Nov. 6, 2005 — The team now known as Roush Fenway Racing has always excelled at 1.5-mile tracks and this day would prove to be no exception, as the team swept the top three spots in the Dickies 500, with Carl Edwards winning over Mark Martin and Matt Kenseth.

But for another Roush Fenway Racing driver, Texas would prove to be a nightmare. Greg Biffle, who had won at Texas earlier that year, had a car that was certainly as good as what his teammates had.

During the race, Biffle spun early on the frontstretch, but he kept his car off the wall, avoiding calamity. Unfortunately, he went down one lap in the process. Worse yet, his second loose wheel of the race doomed him to a 20th-place finish. Had Biffle finished in the top five as his teammates did, he would have won the championship and been the only man in history to win titles in all three of NASCAR’s top divisions. Instead, Biffle finished the equivalent of 9 points behind Tony Stewart.

April 6, 1997 — The inaugural race at Texas Motor Speedway was a debacle of epic proportions. Weeks of heavy rains meant that many of the track’s parking lots never got paved at all and became mud bogs. The track was plagued with “weepers” — water coming through the track surface. When asked how he got the track open at all, given the myriad weather and construction obstacles, Speedway Motorsports Inc. Chairman and CEO Bruton Smith infuriated many race fans by saying, “It's like if a woman is trying to get pregnant. If she can't do it, you get more men in to do the job.”

On race day, the interstate highways leading to the track were complete parking lots — literally, in some cases, as fans abandoned their cars in droves by the side of the road and walked the last few miles to the track.

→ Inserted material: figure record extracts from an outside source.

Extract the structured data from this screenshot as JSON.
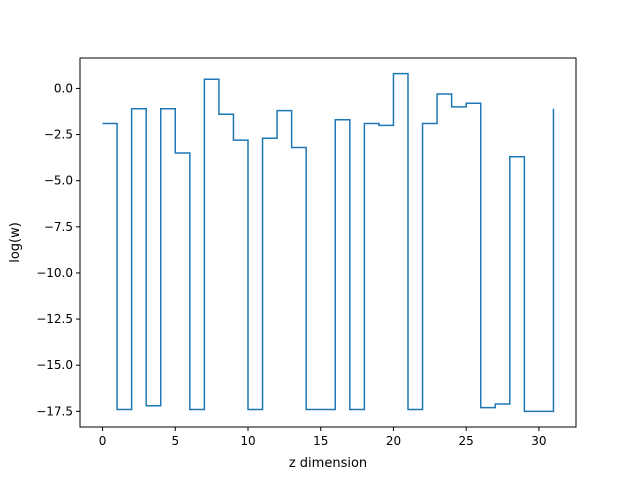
{
  "chart_data": {
    "type": "line",
    "step": "post",
    "xlabel": "z dimension",
    "ylabel": "log(w)",
    "xlim": [
      -1.55,
      32.55
    ],
    "ylim": [
      -18.35,
      1.65
    ],
    "xticks": [
      0,
      5,
      10,
      15,
      20,
      25,
      30
    ],
    "xtick_labels": [
      "0",
      "5",
      "10",
      "15",
      "20",
      "25",
      "30"
    ],
    "yticks": [
      0.0,
      -2.5,
      -5.0,
      -7.5,
      -10.0,
      -12.5,
      -15.0,
      -17.5
    ],
    "ytick_labels": [
      "0.0",
      "−2.5",
      "−5.0",
      "−7.5",
      "−10.0",
      "−12.5",
      "−15.0",
      "−17.5"
    ],
    "grid": false,
    "series": [
      {
        "color": "#1f77b4",
        "x": [
          0,
          1,
          2,
          3,
          4,
          5,
          6,
          7,
          8,
          9,
          10,
          11,
          12,
          13,
          14,
          15,
          16,
          17,
          18,
          19,
          20,
          21,
          22,
          23,
          24,
          25,
          26,
          27,
          28,
          29,
          30,
          31
        ],
        "values": [
          -1.9,
          -17.4,
          -1.1,
          -17.2,
          -1.1,
          -3.5,
          -17.4,
          0.5,
          -1.4,
          -2.8,
          -17.4,
          -2.7,
          -1.2,
          -3.2,
          -17.4,
          -17.4,
          -1.7,
          -17.4,
          -1.9,
          -2.0,
          0.8,
          -17.4,
          -1.9,
          -0.3,
          -1.0,
          -0.8,
          -17.3,
          -17.1,
          -3.7,
          -17.5,
          -17.5,
          -1.1
        ]
      }
    ]
  }
}
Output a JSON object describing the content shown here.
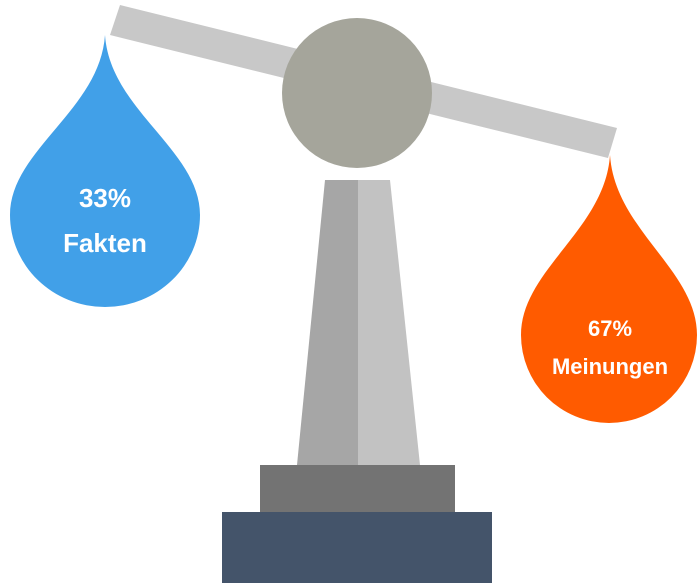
{
  "chart_data": {
    "type": "balance",
    "categories": [
      "Fakten",
      "Meinungen"
    ],
    "values": [
      33,
      67
    ],
    "value_labels": [
      "33%",
      "67%"
    ],
    "colors": [
      "#41a0e8",
      "#ff5b00"
    ]
  }
}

When the race finally began, there was a huge crash in Turn 1 that snared Dale Earnhardt, Darrell Waltrip, Jeremy Mayfield, Kyle Petty, Morgan Shepherd and others. The wreck began when Johnny Benson turned Waltrip, and from there it was on. There would be several other hard crashes in the race, taking out a number of top contenders, including Jeff Gordon, Rusty Wallace and Ernie Irvan.

When the dust settled, Jeff Burton was in Victory Lane for the first time, with the dominant image being wife Kim atop Burton’s pit box in the closing laps, weeping as she urged her husband to a historic triumph, even as his engine appeared on the verge of failing.